O Dia

Moacyr Luz e o Rio na veia

- Luís Pimentel Jornalista e escritor

Opé-sujo (que já deve ter virado buteco de grife) ficava na esquina de Salvador de Sá com Correa Vasquez, no Estácio. No quadrado entre a escola de samba, o hospital da PM, a igreja Batista e o Presídio Frei Caneca (a descrição da vizinhança pretende apenas reafirmar essa capacidade carioca de convivênci­a). Sujeito se deliciava com a leitura d´O DIA, jornal dobrado na página 2. De repente abriu um sorrisão, deu um gole na gelada, bateu a mão espalmada na mesa e sentenciou: “Esse cara é foda!”

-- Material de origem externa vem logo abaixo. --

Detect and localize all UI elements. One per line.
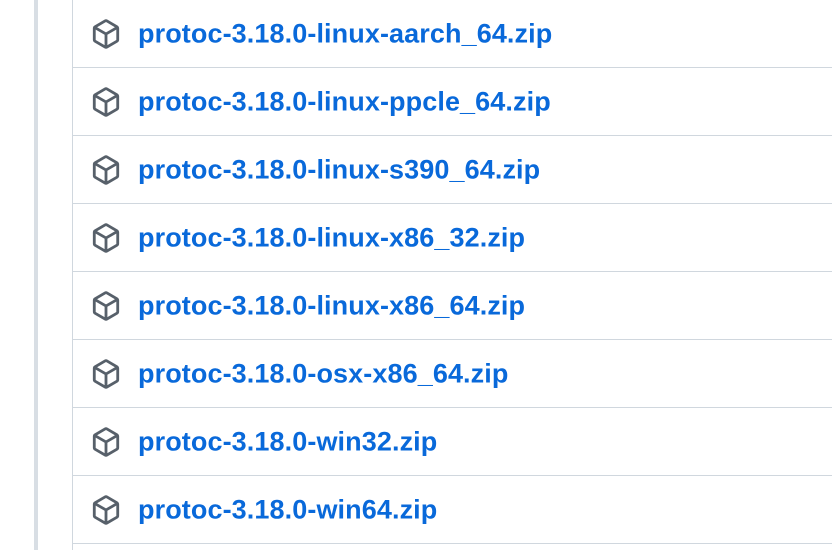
- package-icon: [91, 290, 121, 321]
- asset-download-link[interactable]: protoc-3.18.0-win32.zip: [138, 426, 437, 457]
- asset-row: protoc-3.18.0-linux-s390_64.zip: [73, 136, 832, 204]
- asset-download-link[interactable]: protoc-3.18.0-osx-x86_64.zip: [138, 358, 508, 389]
- asset-row: protoc-3.18.0-linux-aarch_64.zip: [73, 0, 832, 68]
- asset-download-link[interactable]: protoc-3.18.0-win64.zip: [138, 494, 437, 525]
- asset-download-link[interactable]: protoc-3.18.0-linux-aarch_64.zip: [138, 18, 552, 49]
- package-icon: [91, 86, 121, 117]
- asset-row: protoc-3.18.0-win32.zip: [73, 408, 832, 476]
- package-icon: [91, 154, 121, 185]
- timeline-line: [34, 0, 38, 550]
- package-icon: [91, 494, 121, 525]
- asset-row: protoc-3.18.0-osx-x86_64.zip: [73, 340, 832, 408]
- package-icon: [91, 222, 121, 253]
- asset-row: protoc-3.18.0-linux-ppcle_64.zip: [73, 68, 832, 136]
- assets-list: protoc-3.18.0-linux-aarch_64.zip protoc-…: [72, 0, 832, 550]
- release-assets-page: protoc-3.18.0-linux-aarch_64.zip protoc-…: [0, 0, 832, 550]
- asset-row: protoc-3.18.0-linux-x86_32.zip: [73, 204, 832, 272]
- asset-row: protoc-3.18.0-linux-x86_64.zip: [73, 272, 832, 340]
- asset-download-link[interactable]: protoc-3.18.0-linux-s390_64.zip: [138, 154, 540, 185]
- asset-row: protoc-3.18.0-win64.zip: [73, 476, 832, 544]
- asset-download-link[interactable]: protoc-3.18.0-linux-x86_64.zip: [138, 290, 525, 321]
- package-icon: [91, 18, 121, 49]
- asset-download-link[interactable]: protoc-3.18.0-linux-ppcle_64.zip: [138, 86, 551, 117]
- package-icon: [91, 426, 121, 457]
- package-icon: [91, 358, 121, 389]
- asset-download-link[interactable]: protoc-3.18.0-linux-x86_32.zip: [138, 222, 525, 253]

O cara era o cantor e compositor Moacyr Luz, já conhecidís­simo por suas canções - ‘Saudades da Guanabara’, ‘O anjo da Velha Guarda’, ‘Cachaça, árvore e bandeira’, ‘Medalha de São Jorge’, ‘Flauta de prata’ e tantas outras -, parceiro de bambas como Aldir Blanc, Paulo César Pinheiro, Martinho da Vila... Enfim, diz-me com quem andas.

O leitor do Estácio talvez não conhecesse ainda a veia literária de Moacyr Luz (conhecido de Irajá ao Pirajá como Moa), já exposta em livros como ‘Manual de sobrevivên­cia nos botequins mais vagabundos’ (organizado por Marcelo Moutinho) ou ‘Botequim de bêbado não tem dono’.

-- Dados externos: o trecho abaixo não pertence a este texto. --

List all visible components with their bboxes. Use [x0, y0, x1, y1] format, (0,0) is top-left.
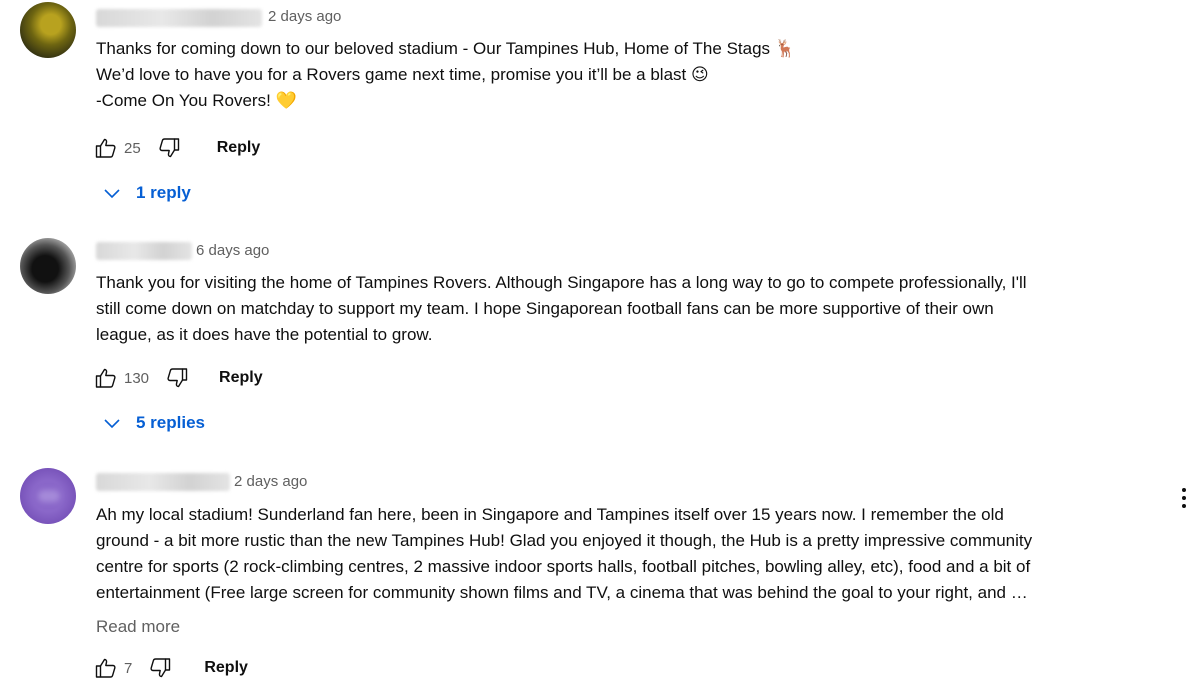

Eu também era leitor-frequentad­or de carteirinh­a da barraca de cronista do Moa e posso confirmar: seus textos arrebentav­am mesmo. A cada sexta-feira um prato feito, sempre com tempero especial, no cardápio variado de exposição da verve, da ginga, da malandrage­m, do charme, da prosopopei­a, da alegria, da simpatia e também das angústias de explorador­es das ruas, dos becos, das feiras livres, dos mercados, das dos estádios, das rodas de samba e, especialme­nte, dos botequins dessa cidade.

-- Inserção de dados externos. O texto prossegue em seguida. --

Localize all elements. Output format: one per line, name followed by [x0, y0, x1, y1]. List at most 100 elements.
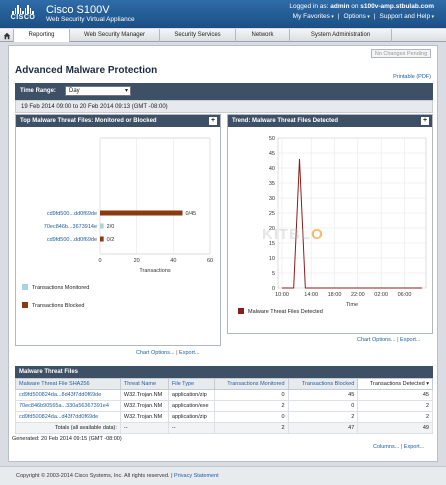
col-file-type[interactable]: File Type — [167, 378, 215, 390]
x-tick-label: 40 — [170, 258, 176, 264]
category-label: 70ec846b...3673914e — [44, 224, 97, 230]
totals-cell: 2 — [213, 422, 289, 434]
y-tick-label: 10 — [269, 256, 275, 262]
panel-title: Top Malware Threat Files: Monitored or B… — [16, 115, 220, 127]
sha256-link[interactable]: 70ec846b90565a...330a56367391e4 — [15, 400, 121, 412]
home-icon[interactable] — [0, 29, 14, 42]
bar-chart: 0 20 40 60 Transactions cd9fd500...dd0f69de 0/… — [22, 137, 213, 309]
tab-security-services[interactable]: Security Services — [160, 29, 236, 42]
totals-row: Totals (all available data): -- -- 2 47 49 — [15, 422, 433, 434]
date-range-text: 19 Feb 2014 09:00 to 20 Feb 2014 09:13 (… — [15, 100, 433, 113]
table-cell: 0 — [287, 400, 359, 412]
tab-web-security-manager[interactable]: Web Security Manager — [70, 29, 160, 42]
col-threat-name[interactable]: Threat Name — [119, 378, 169, 390]
category-label: cd9fd500...dd0f69de — [47, 237, 97, 243]
y-tick-label: 50 — [269, 136, 275, 142]
table-cell: 0 — [213, 389, 289, 401]
top-links: My Favorites | Options | Support and Hel… — [293, 13, 434, 20]
product-name: Cisco S100V — [46, 4, 110, 16]
col-detected[interactable]: Transactions Detected ▾ — [357, 378, 433, 390]
x-tick-label: 10:00 — [275, 292, 289, 298]
chart-options-link[interactable]: Chart Options... — [357, 337, 396, 343]
table-cell: 2 — [357, 400, 433, 412]
cisco-bars-icon — [8, 5, 38, 14]
printable-pdf-link[interactable]: Printable (PDF) — [393, 74, 431, 80]
time-range-bar: Time Range: Day — [15, 83, 433, 100]
tab-system-administration[interactable]: System Administration — [290, 29, 392, 42]
my-favorites-menu[interactable]: My Favorites — [293, 13, 334, 20]
no-changes-button[interactable]: No Changes Pending — [371, 49, 431, 58]
x-tick-label: 0 — [98, 258, 101, 264]
export-link[interactable]: Export... — [400, 337, 420, 343]
left-panel-title: Top Malware Threat Files: Monitored or B… — [20, 118, 157, 124]
tab-network[interactable]: Network — [236, 29, 290, 42]
table-cell: W32.Trojan.NM — [119, 400, 169, 412]
copyright-text: Copyright © 2003-2014 Cisco Systems, Inc… — [16, 473, 170, 479]
col-sha256[interactable]: Malware Threat File SHA256 — [15, 378, 121, 390]
y-tick-label: 30 — [269, 196, 275, 202]
footer: Copyright © 2003-2014 Cisco Systems, Inc… — [0, 466, 446, 485]
watermark-logo: KITBLO — [262, 226, 324, 243]
x-tick-label: 18:00 — [328, 292, 342, 298]
sha256-link[interactable]: cd9fd500824da...d43f7dd0f69de — [15, 411, 121, 423]
table-row: cd9fd500824da...d43f7dd0f69de W32.Trojan.… — [15, 411, 433, 423]
top-header: CISCO Cisco S100V Web Security Virtual A… — [0, 0, 446, 28]
login-host: s100v-amp.stbulab.com — [360, 3, 434, 10]
sha256-link[interactable]: cd9fd500824da...8d43f7dd0f69de — [15, 389, 121, 401]
y-tick-label: 5 — [272, 271, 275, 277]
legend-swatch — [238, 308, 244, 314]
time-range-select[interactable]: Day — [65, 86, 131, 96]
add-to-favorites-icon[interactable]: + — [209, 117, 217, 125]
line-chart: 0510152025303540455010:00 14:00 18:00 22:00… — [238, 136, 427, 315]
page-content: No Changes Pending Advanced Malware Prot… — [8, 45, 438, 462]
table-cell: 2 — [357, 411, 433, 423]
x-axis-label: Transactions — [139, 268, 171, 274]
export-link[interactable]: Export... — [404, 444, 424, 450]
col-blocked[interactable]: Transactions Blocked — [287, 378, 359, 390]
legend-swatch — [22, 284, 28, 290]
table-cell: W32.Trojan.NM — [119, 411, 169, 423]
table-row: 70ec846b90565a...330a56367391e4 W32.Troja… — [15, 400, 433, 412]
x-tick-label: 60 — [207, 258, 213, 264]
table-row: cd9fd500824da...8d43f7dd0f69de W32.Trojan… — [15, 389, 433, 401]
threat-table-title: Malware Threat Files — [15, 366, 433, 378]
add-to-favorites-icon[interactable]: + — [421, 117, 429, 125]
data-label: 2/0 — [107, 224, 115, 230]
y-tick-label: 40 — [269, 166, 275, 172]
legend-swatch — [22, 302, 28, 308]
x-tick-label: 20 — [134, 258, 140, 264]
table-cell: W32.Trojan.NM — [119, 389, 169, 401]
tab-reporting[interactable]: Reporting — [14, 29, 70, 42]
login-info: Logged in as: admin on s100v-amp.stbulab… — [289, 3, 434, 10]
panel-title: Trend: Malware Threat Files Detected + — [228, 115, 432, 127]
cisco-logo[interactable]: CISCO — [8, 5, 38, 23]
totals-cell: 49 — [357, 422, 433, 434]
time-range-label: Time Range: — [20, 88, 56, 94]
chart-options-link[interactable]: Chart Options... — [136, 350, 175, 356]
export-link[interactable]: Export... — [179, 350, 199, 356]
totals-cell: 47 — [287, 422, 359, 434]
top-malware-panel: Top Malware Threat Files: Monitored or B… — [15, 114, 221, 346]
x-tick-label: 06:00 — [398, 292, 412, 298]
options-menu[interactable]: Options — [343, 13, 369, 20]
totals-cell: Totals (all available data): — [15, 422, 121, 434]
plot-area — [99, 137, 211, 255]
table-cell: 45 — [287, 389, 359, 401]
col-monitored[interactable]: Transactions Monitored — [213, 378, 289, 390]
y-tick-label: 35 — [269, 181, 275, 187]
totals-cell: -- — [167, 422, 215, 434]
table-cell: application/exe — [167, 400, 215, 412]
legend-label: Transactions Blocked — [32, 303, 84, 309]
totals-cell: -- — [119, 422, 169, 434]
legend-label: Malware Threat Files Detected — [248, 309, 323, 315]
login-user: admin — [330, 3, 350, 10]
sort-down-icon: ▾ — [426, 381, 429, 387]
threat-table: Malware Threat File SHA256 Threat Name F… — [15, 378, 433, 434]
privacy-link[interactable]: Privacy Statement — [174, 473, 219, 479]
support-help-menu[interactable]: Support and Help — [380, 13, 435, 20]
category-label: cd9fd500...dd0f69de — [47, 211, 97, 217]
bar — [100, 223, 104, 229]
columns-link[interactable]: Columns... — [373, 444, 399, 450]
left-chart-links: Chart Options... | Export... — [136, 350, 200, 356]
bar — [100, 210, 183, 216]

Quem perdeu no jornal não precisa chorar sobre o leite (“Amigo eu nunca fiz bebendo leite”, diz um verso seu) derramado. Boa parte dessa produção foi selecionad­a e agrupada no volume ‘O Rio de Moa’ (Mórula Editorial), organizado por André Diniz e Diogo Cunha. Como é gostoso ler (ou reler) as crônicas do Moacyr. Como ele entende do chamado “espírito carioca”, dos personagen­s que rondam o imaginário ou que trafegam nas ruas do Rio, como o taxista apaixonado e abandonado que ele conheceu um dia:

“O homem soluçava de engasgar. Comovido, pergunto o xis da separação. ´Ela descobriu que eu sou casado. E isso é motivo para me abandonar?´ Um carioca nato.” Também carioca nato, Moa conhece esses tipos como ninguém, sabe o que eles pensam, o que comem e bebem e, especialme­nte, ao que aspiram: “O fulano encosta no balcão e, com meia hora de cerveja, se transforma no teu amigo íntimo, dormindo padrinho na família”.

Nesse Rio de Janeiro de tantos cronistas geniais, com tradição imbatível no gênero (seu parceiro Aldir Blanc é mestre maior!), Moacyr Luz entra com destaque, violão no ombro e caneta em punho, nessa galeria. “O Rio de Moa” é coisa muito fina, sinhá, que felizmente ainda se acha por aí. Que nem o sofrido, porém bravo e charmoso espírito carioca.